WATERTOWN — Nare Filiposyan is a woman on a mission to save the last remnants of one of the oldest Armenian crafts from oblivion: traditional stone masonry.

The craft, which dates back to the Early Middle Ages, is best known for its use in medieval Armenian churches and monasteries. Hallmarks of Armenian architecture like St. Hripsime, Holy Echmiadzin and St. Hovhannes in Filiposyan’s hometown of Sisian, Armenia, were built using this technique. But due to the vast changes of modern life, the “embodied knowledge” of traditional masons is in danger of being lost. Filiposyan is working to prevent that, and has some solutions, which were the subject of her lecture on Thursday, March 24 sponsored by the Greater Boston chapter of the Tekeyan Cultural Association (TCA) and moderated by local architect Ted Touloukian of Touloukian Touloukian Inc.

Filiposyan recently completed her master’s in architecture at the Massachusetts Institute of Technology (MIT), and the lecture was based on her 2021 master’s thesis, “(Re)Turn to Stone: Preserving a Culture of Stone Masonry.”

Born and raised in Sisian, Armenia, much of her research utilized the local 6th-7th century St.

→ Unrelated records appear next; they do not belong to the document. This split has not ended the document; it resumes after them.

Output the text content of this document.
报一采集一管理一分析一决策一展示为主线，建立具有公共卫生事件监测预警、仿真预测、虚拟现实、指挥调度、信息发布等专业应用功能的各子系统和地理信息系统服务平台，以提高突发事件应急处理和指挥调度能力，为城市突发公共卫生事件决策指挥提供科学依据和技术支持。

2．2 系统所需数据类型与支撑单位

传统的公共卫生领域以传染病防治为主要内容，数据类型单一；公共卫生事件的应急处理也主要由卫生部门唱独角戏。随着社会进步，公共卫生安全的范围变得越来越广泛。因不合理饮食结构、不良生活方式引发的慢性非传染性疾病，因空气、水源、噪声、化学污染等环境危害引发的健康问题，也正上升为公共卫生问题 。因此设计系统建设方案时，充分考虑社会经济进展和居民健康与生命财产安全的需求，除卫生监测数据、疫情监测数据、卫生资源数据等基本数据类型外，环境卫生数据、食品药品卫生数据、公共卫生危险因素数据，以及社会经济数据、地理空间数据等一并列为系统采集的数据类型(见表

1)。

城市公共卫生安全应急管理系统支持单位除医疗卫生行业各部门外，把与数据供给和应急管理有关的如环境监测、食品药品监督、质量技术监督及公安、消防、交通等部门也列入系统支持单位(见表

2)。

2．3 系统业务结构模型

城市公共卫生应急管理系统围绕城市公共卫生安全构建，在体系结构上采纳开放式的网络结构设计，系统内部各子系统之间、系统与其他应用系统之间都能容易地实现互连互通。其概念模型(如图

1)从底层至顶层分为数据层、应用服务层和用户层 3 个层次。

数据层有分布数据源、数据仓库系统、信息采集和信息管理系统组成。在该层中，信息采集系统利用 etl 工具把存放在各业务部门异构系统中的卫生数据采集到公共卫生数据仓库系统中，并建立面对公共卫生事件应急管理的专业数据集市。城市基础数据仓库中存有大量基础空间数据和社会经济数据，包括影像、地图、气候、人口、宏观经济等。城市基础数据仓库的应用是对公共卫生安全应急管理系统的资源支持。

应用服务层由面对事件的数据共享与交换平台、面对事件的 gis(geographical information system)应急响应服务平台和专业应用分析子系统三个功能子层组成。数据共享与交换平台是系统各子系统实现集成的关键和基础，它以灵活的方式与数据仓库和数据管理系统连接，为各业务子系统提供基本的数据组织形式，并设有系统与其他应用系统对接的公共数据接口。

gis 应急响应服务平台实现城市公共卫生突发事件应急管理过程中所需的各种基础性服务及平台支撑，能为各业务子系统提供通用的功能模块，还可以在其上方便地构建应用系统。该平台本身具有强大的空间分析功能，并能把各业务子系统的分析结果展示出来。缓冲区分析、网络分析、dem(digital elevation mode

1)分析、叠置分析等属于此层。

Hovhannes Church (also known as St. Gregory, Sisavank, and other local names) as an exemplar of the craft of stonemasons.

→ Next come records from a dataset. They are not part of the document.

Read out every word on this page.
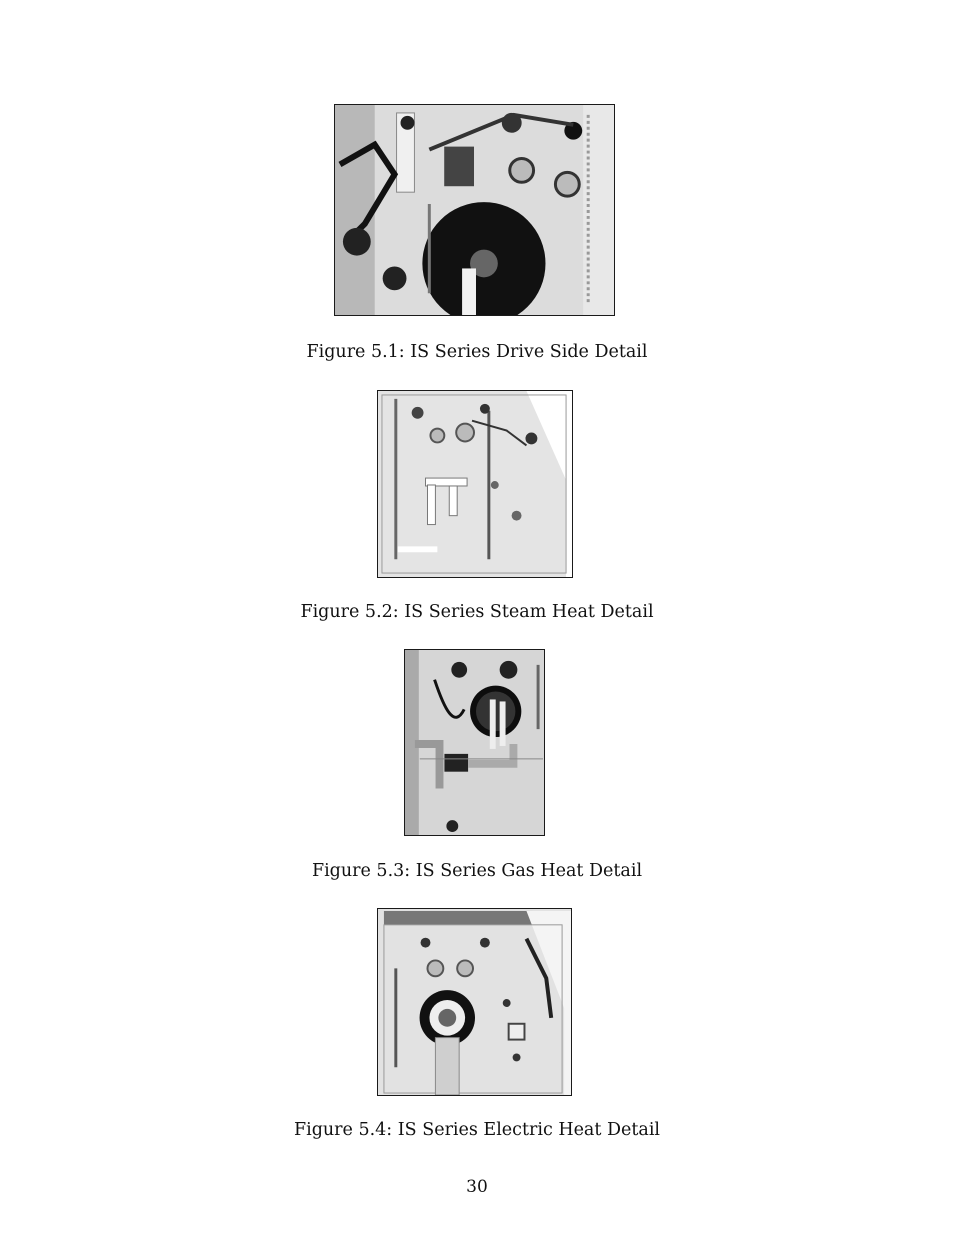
Figure 5.1: IS Series Drive Side Detail
Figure 5.2: IS Series Steam Heat Detail
Figure 5.3: IS Series Gas Heat Detail
Figure 5.4: IS Series Electric Heat Detail
30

Traditional Craftsmanship in Armenia

To begin with, Filiposyan distinguished the different types of stonemasons active in Armenia today. Decorative stone carving is done by craftsmen known as kardash (stonecarver), who create khachkars (cross stones) as well as decorative elements of architecture. Khachkars and similar works of stone art are still in high demand today, and thankfully, this centuries old artisanship is intact in Armenia. Modern buildings are constructed by those known as shinarar (builder), who typically utilize concrete and other modern techniques. The third type of mason is the one which is disappearing. These are the badshar (one who lays out walls), the stone masons who constructed the walls and domes of ancient Armenian churches; not the architects who designed the buildings necessarily, nor the stone carvers who added decorative elements, but the masons who laid out the physical building.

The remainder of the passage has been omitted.